Aysun’s machines were not equipped to deal with these beasts. She
remembered the hide of the whurthag-thing, virtually impervious to
weapons. Would her father’s specialised weapons be capable of
piercing that unnatural skin? Could the things even be killed? If
they were like the whurthag-machines then they weren’t really
alive. That would mean they couldn’t die, either; they could only
be broken. And disabling one single whurthag-construct had almost
got two of Limbane’s team killed.


We’re
done for,’ Ori said, his words emerging in a frightened
croak.

Llandry wanted to
reassure him - all of them - somehow, but she couldn’t. Because he
was right. What possible defence could they muster against this new
threat?

 

 

 

Chapter Seventeen

 

A short time
later, Llandry sat in her father’s workshop, watching Aysun from an
out-of-the-way corner. Papa was looking strained, like he was only
just holding himself together.

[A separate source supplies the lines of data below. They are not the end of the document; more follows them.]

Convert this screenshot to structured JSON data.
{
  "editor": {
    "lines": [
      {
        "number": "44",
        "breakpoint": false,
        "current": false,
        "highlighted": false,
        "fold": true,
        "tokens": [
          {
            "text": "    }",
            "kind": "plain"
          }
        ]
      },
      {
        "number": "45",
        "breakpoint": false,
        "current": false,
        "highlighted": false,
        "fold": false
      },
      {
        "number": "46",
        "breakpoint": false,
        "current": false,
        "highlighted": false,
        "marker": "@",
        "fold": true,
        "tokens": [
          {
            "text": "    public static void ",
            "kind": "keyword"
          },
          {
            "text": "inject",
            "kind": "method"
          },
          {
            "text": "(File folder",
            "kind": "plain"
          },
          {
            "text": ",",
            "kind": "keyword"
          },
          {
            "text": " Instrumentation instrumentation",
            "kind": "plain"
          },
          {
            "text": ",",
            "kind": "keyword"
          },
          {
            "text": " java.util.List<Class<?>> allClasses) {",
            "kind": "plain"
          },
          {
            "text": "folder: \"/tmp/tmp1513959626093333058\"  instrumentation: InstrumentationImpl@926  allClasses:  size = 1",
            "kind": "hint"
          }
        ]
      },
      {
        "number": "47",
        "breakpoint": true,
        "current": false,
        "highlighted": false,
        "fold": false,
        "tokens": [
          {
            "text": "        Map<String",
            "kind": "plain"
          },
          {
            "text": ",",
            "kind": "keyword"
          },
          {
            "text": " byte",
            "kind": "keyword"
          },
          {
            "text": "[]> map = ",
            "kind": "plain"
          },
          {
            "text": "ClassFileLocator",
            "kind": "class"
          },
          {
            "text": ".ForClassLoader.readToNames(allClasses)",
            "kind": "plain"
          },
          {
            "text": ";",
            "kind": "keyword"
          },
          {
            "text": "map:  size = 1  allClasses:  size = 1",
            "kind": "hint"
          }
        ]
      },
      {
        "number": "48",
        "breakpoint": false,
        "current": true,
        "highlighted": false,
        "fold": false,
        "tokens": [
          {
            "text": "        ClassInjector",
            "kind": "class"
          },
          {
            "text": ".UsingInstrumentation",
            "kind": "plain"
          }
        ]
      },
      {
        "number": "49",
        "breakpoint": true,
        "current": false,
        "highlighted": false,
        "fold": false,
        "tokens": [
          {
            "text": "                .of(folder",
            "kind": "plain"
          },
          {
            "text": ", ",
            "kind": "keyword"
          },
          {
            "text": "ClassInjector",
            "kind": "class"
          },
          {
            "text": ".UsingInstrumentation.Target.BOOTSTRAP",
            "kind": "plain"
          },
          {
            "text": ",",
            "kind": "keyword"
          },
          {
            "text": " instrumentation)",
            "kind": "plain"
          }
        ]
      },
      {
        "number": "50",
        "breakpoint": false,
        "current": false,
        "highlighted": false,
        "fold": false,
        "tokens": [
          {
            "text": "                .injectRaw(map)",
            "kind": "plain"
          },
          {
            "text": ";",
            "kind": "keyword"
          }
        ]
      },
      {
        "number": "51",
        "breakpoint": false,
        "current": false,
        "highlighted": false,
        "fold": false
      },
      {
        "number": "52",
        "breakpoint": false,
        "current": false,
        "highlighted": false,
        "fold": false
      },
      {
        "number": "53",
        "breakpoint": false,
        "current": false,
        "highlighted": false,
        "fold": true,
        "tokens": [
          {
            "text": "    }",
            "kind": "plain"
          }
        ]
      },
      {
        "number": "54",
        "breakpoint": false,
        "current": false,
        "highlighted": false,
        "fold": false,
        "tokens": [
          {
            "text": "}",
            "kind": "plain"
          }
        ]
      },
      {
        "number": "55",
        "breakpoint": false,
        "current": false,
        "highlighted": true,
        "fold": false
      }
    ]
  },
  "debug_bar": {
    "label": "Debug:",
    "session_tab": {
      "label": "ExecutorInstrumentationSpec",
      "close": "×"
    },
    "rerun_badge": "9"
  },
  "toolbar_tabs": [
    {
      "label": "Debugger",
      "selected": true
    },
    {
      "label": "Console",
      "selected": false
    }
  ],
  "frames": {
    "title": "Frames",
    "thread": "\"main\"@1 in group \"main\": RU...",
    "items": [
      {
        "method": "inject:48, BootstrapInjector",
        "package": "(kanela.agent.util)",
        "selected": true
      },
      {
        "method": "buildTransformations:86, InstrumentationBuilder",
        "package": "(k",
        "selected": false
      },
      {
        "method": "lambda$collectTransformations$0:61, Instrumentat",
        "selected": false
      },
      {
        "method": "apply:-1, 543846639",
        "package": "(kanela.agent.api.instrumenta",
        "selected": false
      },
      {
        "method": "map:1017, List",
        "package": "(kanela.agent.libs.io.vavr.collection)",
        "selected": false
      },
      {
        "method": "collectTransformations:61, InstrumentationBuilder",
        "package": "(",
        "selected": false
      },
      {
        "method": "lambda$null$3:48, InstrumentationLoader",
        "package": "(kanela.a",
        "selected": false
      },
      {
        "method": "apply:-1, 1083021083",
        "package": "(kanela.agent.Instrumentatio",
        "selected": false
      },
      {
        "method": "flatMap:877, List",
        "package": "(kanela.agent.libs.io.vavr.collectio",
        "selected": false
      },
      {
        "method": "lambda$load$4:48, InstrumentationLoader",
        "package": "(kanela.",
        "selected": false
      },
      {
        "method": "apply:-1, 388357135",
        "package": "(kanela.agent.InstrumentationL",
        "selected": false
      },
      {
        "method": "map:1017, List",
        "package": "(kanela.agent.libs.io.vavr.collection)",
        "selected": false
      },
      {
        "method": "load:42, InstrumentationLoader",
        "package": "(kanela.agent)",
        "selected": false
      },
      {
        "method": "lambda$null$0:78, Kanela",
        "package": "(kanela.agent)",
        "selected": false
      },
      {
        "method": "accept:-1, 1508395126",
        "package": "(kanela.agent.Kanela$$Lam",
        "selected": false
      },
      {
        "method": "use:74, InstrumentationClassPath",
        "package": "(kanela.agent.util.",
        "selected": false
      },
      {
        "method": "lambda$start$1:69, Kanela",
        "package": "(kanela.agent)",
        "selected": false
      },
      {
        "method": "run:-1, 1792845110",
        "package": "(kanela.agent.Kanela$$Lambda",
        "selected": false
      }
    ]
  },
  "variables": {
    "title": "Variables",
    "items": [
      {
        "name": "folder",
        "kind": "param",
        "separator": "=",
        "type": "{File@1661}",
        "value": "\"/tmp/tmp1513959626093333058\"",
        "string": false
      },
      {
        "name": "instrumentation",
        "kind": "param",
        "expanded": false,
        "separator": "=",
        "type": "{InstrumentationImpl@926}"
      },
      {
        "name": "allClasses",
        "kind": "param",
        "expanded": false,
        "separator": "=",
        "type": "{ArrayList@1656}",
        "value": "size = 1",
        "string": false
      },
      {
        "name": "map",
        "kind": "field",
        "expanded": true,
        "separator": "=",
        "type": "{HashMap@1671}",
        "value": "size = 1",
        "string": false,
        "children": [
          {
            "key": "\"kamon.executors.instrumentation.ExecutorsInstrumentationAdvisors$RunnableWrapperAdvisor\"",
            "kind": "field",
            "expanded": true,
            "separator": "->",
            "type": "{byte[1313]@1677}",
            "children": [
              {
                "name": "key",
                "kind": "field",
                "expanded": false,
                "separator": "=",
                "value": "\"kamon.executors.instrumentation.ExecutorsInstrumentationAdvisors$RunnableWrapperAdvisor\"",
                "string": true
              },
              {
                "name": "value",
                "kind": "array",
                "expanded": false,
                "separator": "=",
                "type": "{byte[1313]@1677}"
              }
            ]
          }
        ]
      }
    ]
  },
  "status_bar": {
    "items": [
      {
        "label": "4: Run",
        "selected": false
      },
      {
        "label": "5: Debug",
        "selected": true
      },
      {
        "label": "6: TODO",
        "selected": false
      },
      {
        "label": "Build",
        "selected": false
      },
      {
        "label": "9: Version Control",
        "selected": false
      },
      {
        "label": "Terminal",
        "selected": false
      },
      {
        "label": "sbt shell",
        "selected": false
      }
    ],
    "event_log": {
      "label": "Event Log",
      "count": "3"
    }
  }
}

That was highly unlike him, but with
a fearsome mechanical menace threatening the realm, everyone was
looking to the engineers to provide a solution. Aysun was widely
accepted as the best of them, but that didn’t make him a match for
Lokant technology. How could he be expected to solve this
problem?

The worst part
was that he expected himself to be able to combat the
draykon-things. Frustration was etched in every line of his face,
and when he spoke his words emerged in a growl. His wife’s home was
burning around him and he couldn’t fix it.

Many of the war
machines he’d been building had been deployed, but they were
designed with living draykoni in mind and it was obvious very
quickly that they would have little effect against the
fire-breathing constructs. Bullets, missiles and harpoons alike
were bouncing harmlessly off their strange black hide.